El golpe de Estado en Bolivia abre un escenario de preocupación continental y también mundial. Evo Morales sacó 61% de los votos cuando, en 2014, ganó la elección que le otorgó el poder de ocupar la Jefatura de Estado desde el 20 de enero de 2015 hasta el 20 de enero de 2020. Pero fue depuesto antes de cumplir el final del mandato, por la decisión de dos dirigentes: Luis Fernando Camacho, líder del Comité Cívico pro Santa Cruz y principal estratega de la estrategia insurreccional callejera, y Carlos Mesa, quien fuera vicepresidente de Gonzalo Sánchez de Losada y luego asumiera la primera magistratura de ese país.

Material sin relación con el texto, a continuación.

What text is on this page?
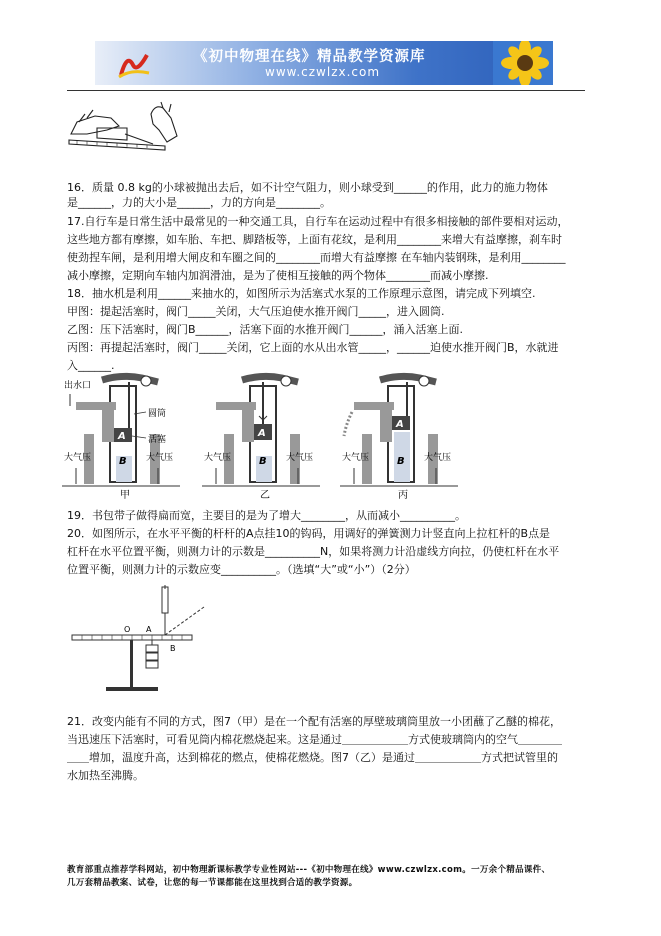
《初中物理在线》精品教学资源库
www.czwlzx.com
16．质量 0.8 kg的小球被抛出去后，如不计空气阻力，则小球受到______的作用，此力的施力物体
是______，力的大小是______，力的方向是________。
17.自行车是日常生活中最常见的一种交通工具，自行车在运动过程中有很多相接触的部件要相对运动，
这些地方都有摩擦，如车胎、车把、脚踏板等，上面有花纹，是利用________来增大有益摩擦，刹车时
使劲捏车闸，是利用增大闸皮和车圈之间的________而增大有益摩擦 在车轴内装钢珠，是利用________
减小摩擦，定期向车轴内加润滑油，是为了使相互接触的两个物体________而减小摩擦.
18．抽水机是利用______来抽水的，如图所示为活塞式水泵的工作原理示意图，请完成下列填空.
甲图：提起活塞时，阀门_____关闭，大气压迫使水推开阀门_____，进入圆筒.
乙图：压下活塞时，阀门B______，活塞下面的水推开阀门______，涌入活塞上面.
丙图：再提起活塞时，阀门_____关闭，它上面的水从出水管_____，______迫使水推开阀门B，水就进
入______.
A
B
出水口
圆筒
活塞
大气压	大气压
甲
A
B
大气压	大气压
乙
A
B
大气压	大气压
丙
19．书包带子做得扁而宽，主要目的是为了增大________，从而减小__________。
20．如图所示，在水平平衡的杆杆的A点挂10的钩码，用调好的弹簧测力计竖直向上拉杠杆的B点是
杠杆在水平位置平衡，则测力计的示数是__________N，如果将测力计沿虚线方向拉，仍使杠杆在水平
位置平衡，则测力计的示数应变__________。（选填“大”或“小”）（2分）
O A
B
21．改变内能有不同的方式，图7（甲）是在一个配有活塞的厚壁玻璃筒里放一小团蘸了乙醚的棉花，
当迅速压下活塞时，可看见筒内棉花燃烧起来。这是通过＿＿＿＿＿＿方式使玻璃筒内的空气＿＿＿＿
＿＿增加，温度升高，达到棉花的燃点，使棉花燃烧。图7（乙）是通过＿＿＿＿＿＿方式把试管里的
水加热至沸腾。
教育部重点推荐学科网站，初中物理新课标教学专业性网站---《初中物理在线》www.czwlzx.com。一万余个精品课件、
几万套精品教案、试卷，让您的每一节课都能在这里找到合适的教学资源。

Todo comenzó semanas atrás, cuando el conteo de votos rápidos TREP se frenó durante la noche del domingo electoral. Con ese dato, y el antecedente del referéndum del 21 de febrero de 2016, donde Morales perdió y luego accedió a una repostulación por la vía judicial, Mesa se negó a todas y cada una de las propuestas de Morales. ¿Auditoría? No. ¿Diálogo? Tampoco. ¿Nuevas elecciones? Ya no. El supuesto estadista que algunos analistas veían en el candidato de Comunidad Ciudadana se fue convirtiendo en una máquina de impedir cuyo único objetivo era la salida de Morales.
Recapitulemos: el viernes pasado comenzó un acuartelamiento y amotinamiento de sectores de la Policía Boliviana. Movidos principalmente por motivaciones económicas, estos sectores se metieron en el medio del conflicto político del pais. Cochabamba, Sucre, Tarija y Santa Cruz fueron los lugares donde los altos mandos policiales cuestionaron a Morales, sumándose a la estrategia planteada por Camacho. Todo empeoró cuando el sábado la guarnición de la policía que custodiaba el Palacio Quemado se retiró del lugar.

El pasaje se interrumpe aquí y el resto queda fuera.